Came across this super interesting write-up from MN DNR fisheries specialist Steve Kubeny that I thought others might like to see, too. First a little background from Steve:
> Fish grow at different rates depending on which part of the country and what type of lake they’re living in. In general, fish in the southern parts of the country grow much faster than fish living in the northern part of the country. The growing season or the length of time that water temperatures are ideal for fish growth are longer the farther south a fish lives. There is even a difference in growth rates between southern and northern MN fish.

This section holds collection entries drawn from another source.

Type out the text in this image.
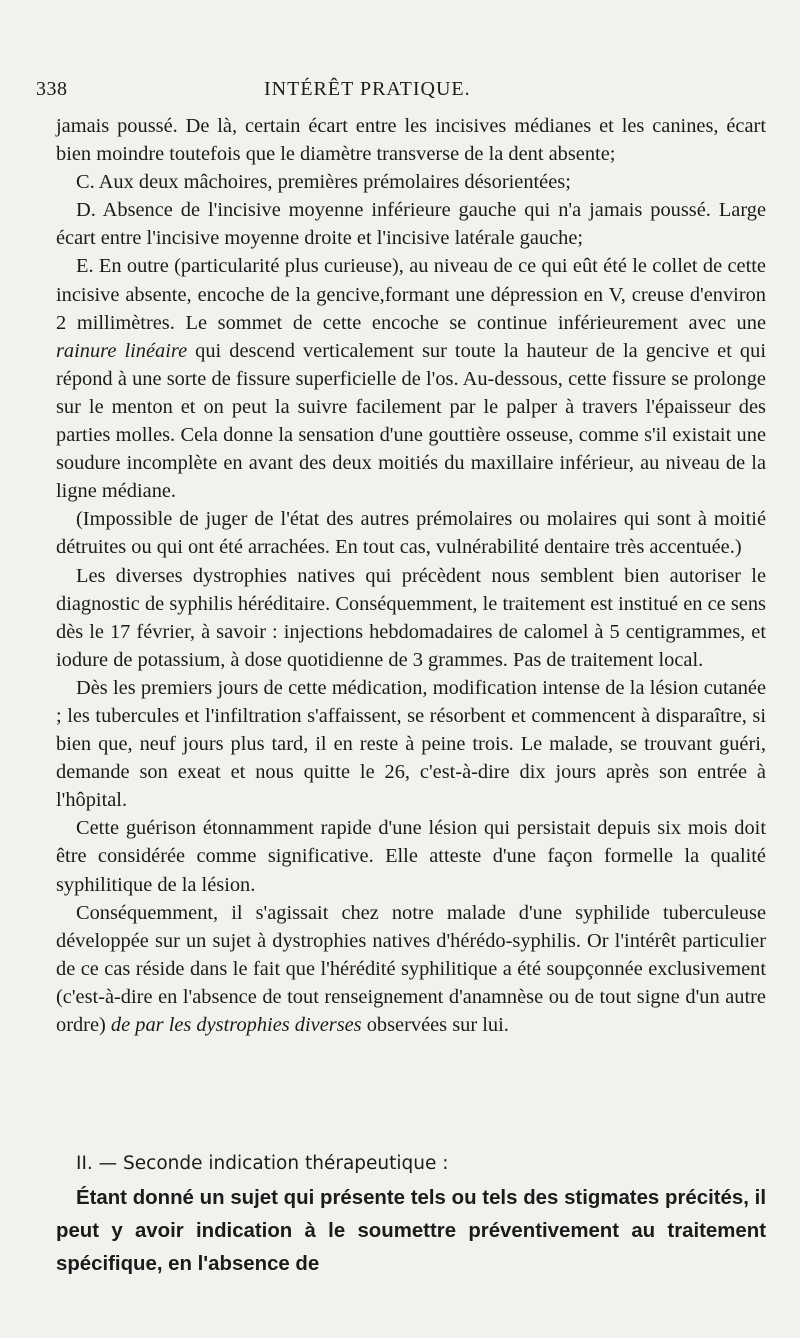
338	INTÉRÊT PRATIQUE.

jamais poussé. De là, certain écart entre les incisives médianes et les canines, écart bien moindre toutefois que le diamètre transverse de la dent absente;

C. Aux deux mâchoires, premières prémolaires désorientées;

D. Absence de l'incisive moyenne inférieure gauche qui n'a jamais poussé. Large écart entre l'incisive moyenne droite et l'incisive latérale gauche;

E. En outre (particularité plus curieuse), au niveau de ce qui eût été le collet de cette incisive absente, encoche de la gencive,formant une dépression en V, creuse d'environ 2 millimètres. Le sommet de cette encoche se continue inférieurement avec une rainure linéaire qui descend verticalement sur toute la hauteur de la gencive et qui répond à une sorte de fissure superficielle de l'os. Au-dessous, cette fissure se prolonge sur le menton et on peut la suivre facilement par le palper à travers l'épaisseur des parties molles. Cela donne la sensation d'une gouttière osseuse, comme s'il existait une soudure incomplète en avant des deux moitiés du maxillaire inférieur, au niveau de la ligne médiane.

(Impossible de juger de l'état des autres prémolaires ou molaires qui sont à moitié détruites ou qui ont été arrachées. En tout cas, vulnérabilité dentaire très accentuée.)

Les diverses dystrophies natives qui précèdent nous semblent bien autoriser le diagnostic de syphilis héréditaire. Conséquemment, le traitement est institué en ce sens dès le 17 février, à savoir : injections hebdomadaires de calomel à 5 centigrammes, et iodure de potassium, à dose quotidienne de 3 grammes. Pas de traitement local.

Dès les premiers jours de cette médication, modification intense de la lésion cutanée ; les tubercules et l'infiltration s'affaissent, se résorbent et commencent à disparaître, si bien que, neuf jours plus tard, il en reste à peine trois. Le malade, se trouvant guéri, demande son exeat et nous quitte le 26, c'est-à-dire dix jours après son entrée à l'hôpital.

Cette guérison étonnamment rapide d'une lésion qui persistait depuis six mois doit être considérée comme significative. Elle atteste d'une façon formelle la qualité syphilitique de la lésion.

Conséquemment, il s'agissait chez notre malade d'une syphilide tuberculeuse développée sur un sujet à dystrophies natives d'hérédo-syphilis. Or l'intérêt particulier de ce cas réside dans le fait que l'hérédité syphilitique a été soupçonnée exclusivement (c'est-à-dire en l'absence de tout renseignement d'anamnèse ou de tout signe d'un autre ordre) de par les dystrophies diverses observées sur lui.

II. — Seconde indication thérapeutique :
Étant donné un sujet qui présente tels ou tels des stigmates précités, il peut y avoir indication à le soumettre préventivement au traitement spécifique, en l'absence de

> In Otter Tail County [MN], fish typically only grow during 3 months of the year, Jun, July and Aug. Once water temps begin to decline in Sep, fish growth stops and excess calories are preserved as fat for the long winter ahead instead of continued growth. In the spring, energy is spent on spawning instead of growth. With such a short window of opportunity for fish to grow, many anglers are surprised to find out how long it takes to produce a “keeper” sized fish.
> The type of lake a fish lives in also determines how fast it may grow. Shallow, fertile bodies of water tend to warm quicker in the spring and have more productive food chains. Growth rates tend to be faster in these types of lakes. Deep, less fertile lakes take longer to warm in the spring and have less productive food chains, which leads to slower growth rates.
Now, here’s Steve outlining the average growth rates for the more-popular species in MN’s Otter Tail County. Keep in mind that most gamefish species sexually mature at about the same age as anglers consider them keepers:
> Walleye: Typically about 6” in length after their first year of growth. On average, a 14-15” walleye (1 lb) is 4-5 yrs of age. A 20” walleye (3 lbs) is usually 7-8 yrs of age. Walleyes in excess of 20 yrs of age have been documented in Otter Tail County.
> Bluegills: In most lakes, bluegills don’t reach a “keeper” size of 7-8” until they’re 6-8 yrs of age.
> Black crappies: Most anglers consider a 10” crappie a “keeper” and on average, a fish that long would be 5-6 yrs of age.
> Bass: A 14-15” bass (2 lbs) is on average 5-6 yrs of age. A 20” bass (5 lbs) is approximately 10-12 yrs of age.
> Northern pike: Typically reach an average length of 25” (4 lbs) at 4-5 yrs of age. A 34” pike (10 lbs) is 8-10 yrs of age.
> Muskies: Can reach lengths of 50” or more, which typically takes 15-20 yrs.
> Lake sturgeon: Don’t sexually mature until they’re 20-25 yrs of age, and will have attained a length of 50-60” or greater at that point.